O programa do novo
governo baseia-se num diagnóstico errado, pelo que só pode defender uma terapia
desadequada
Um dos factos mais surpreendentes do novo governo é o
recurso a académicos prestigiados, não para usar as suas contribuições, mas
como sinal de qualidade, ao mesmo tempo que se lhes exige que desdigam os
estudos que fizeram no passado e que são a base da sua reputação. É estranho
que António Costa imagine que isso possa ser prestigiante para o executivo,
quando logo a discussão do programa do governo já mostrou que isso é mortal
para os ministros que se prestam a esse tipo de malabarismos.
Mas é também misterioso como é que alguém se presta a
destruir a sua reputação em troca de adquirir o estatuto de ministro, sobretudo
quando se antecipa que este será um cargo de duração limitada, quer devido à
fragilidade política deste governo, quer devido às múltiplas contradições em
que o ministro será confrontado, entre aquilo que afirmou como académico no
passado e o que agora diz no executivo, sendo impossível de acreditar que há
hoje um mínimo de convicção no que defende.

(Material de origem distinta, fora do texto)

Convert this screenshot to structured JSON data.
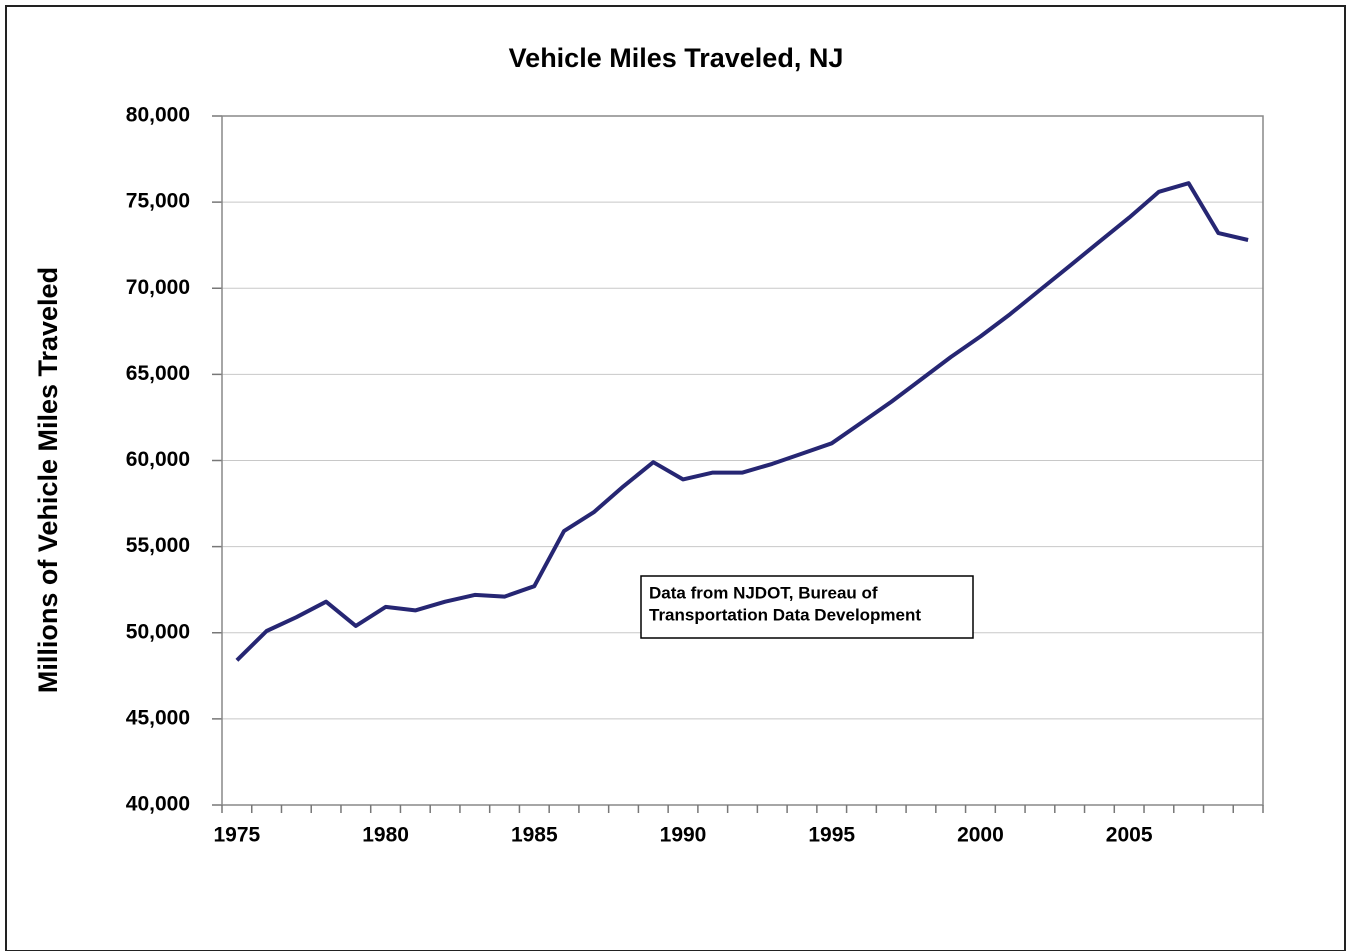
{
  "chart_data": {
    "type": "line",
    "title": "Vehicle Miles Traveled, NJ",
    "y_label": "Millions of Vehicle Miles Traveled",
    "annotation": [
      "Data from NJDOT, Bureau of",
      "Transportation Data Development"
    ],
    "categories": [
      "1975",
      null,
      null,
      null,
      null,
      "1980",
      null,
      null,
      null,
      null,
      "1985",
      null,
      null,
      null,
      null,
      "1990",
      null,
      null,
      null,
      null,
      "1995",
      null,
      null,
      null,
      null,
      "2000",
      null,
      null,
      null,
      null,
      "2005",
      null,
      null,
      null,
      null
    ],
    "values": [
      48400,
      50100,
      50900,
      51800,
      50400,
      51500,
      51300,
      51800,
      52200,
      52100,
      52700,
      55900,
      57000,
      58500,
      59900,
      58900,
      59300,
      59300,
      59800,
      60400,
      61000,
      62200,
      63400,
      64700,
      66000,
      67200,
      68500,
      69900,
      71300,
      72700,
      74100,
      75600,
      76100,
      73200,
      72800
    ],
    "color": "#262673",
    "ylim": [
      40000,
      80000
    ],
    "yticks": [
      {
        "value": 40000,
        "label": "40,000"
      },
      {
        "value": 45000,
        "label": "45,000"
      },
      {
        "value": 50000,
        "label": "50,000"
      },
      {
        "value": 55000,
        "label": "55,000"
      },
      {
        "value": 60000,
        "label": "60,000"
      },
      {
        "value": 65000,
        "label": "65,000"
      },
      {
        "value": 70000,
        "label": "70,000"
      },
      {
        "value": 75000,
        "label": "75,000"
      },
      {
        "value": 80000,
        "label": "80,000"
      }
    ],
    "grid": true
  }
}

Temos assim um governo que faz um diagnóstico completamente
errado do problema de crescimento económico do país, o que só é possível porque
não há uma consciência nacional deste mesmo problema. Se houvesse a
consciencialização generalizada de que Portugal tem um grave problema de
crescimento há quinze anos, seria impossível qualquer executivo atrever-se a
sugerir que tínhamos deixado de crescer a partir de 2011, quando fomos forçados
a pedir auxílio à troika. Se houvesse
aquela consciência, provavelmente já teria sido possível gerar um alargado
consensual nacional, unindo partidos políticos, patronato e sindicatos, para
definir medidas que nos permitissem voltar a crescer de forma robusta. Infeliz
e extraordinariamente, apesar de este seriíssimo problema já estar connosco há
quinze anos, ele ainda não foi interiorizado.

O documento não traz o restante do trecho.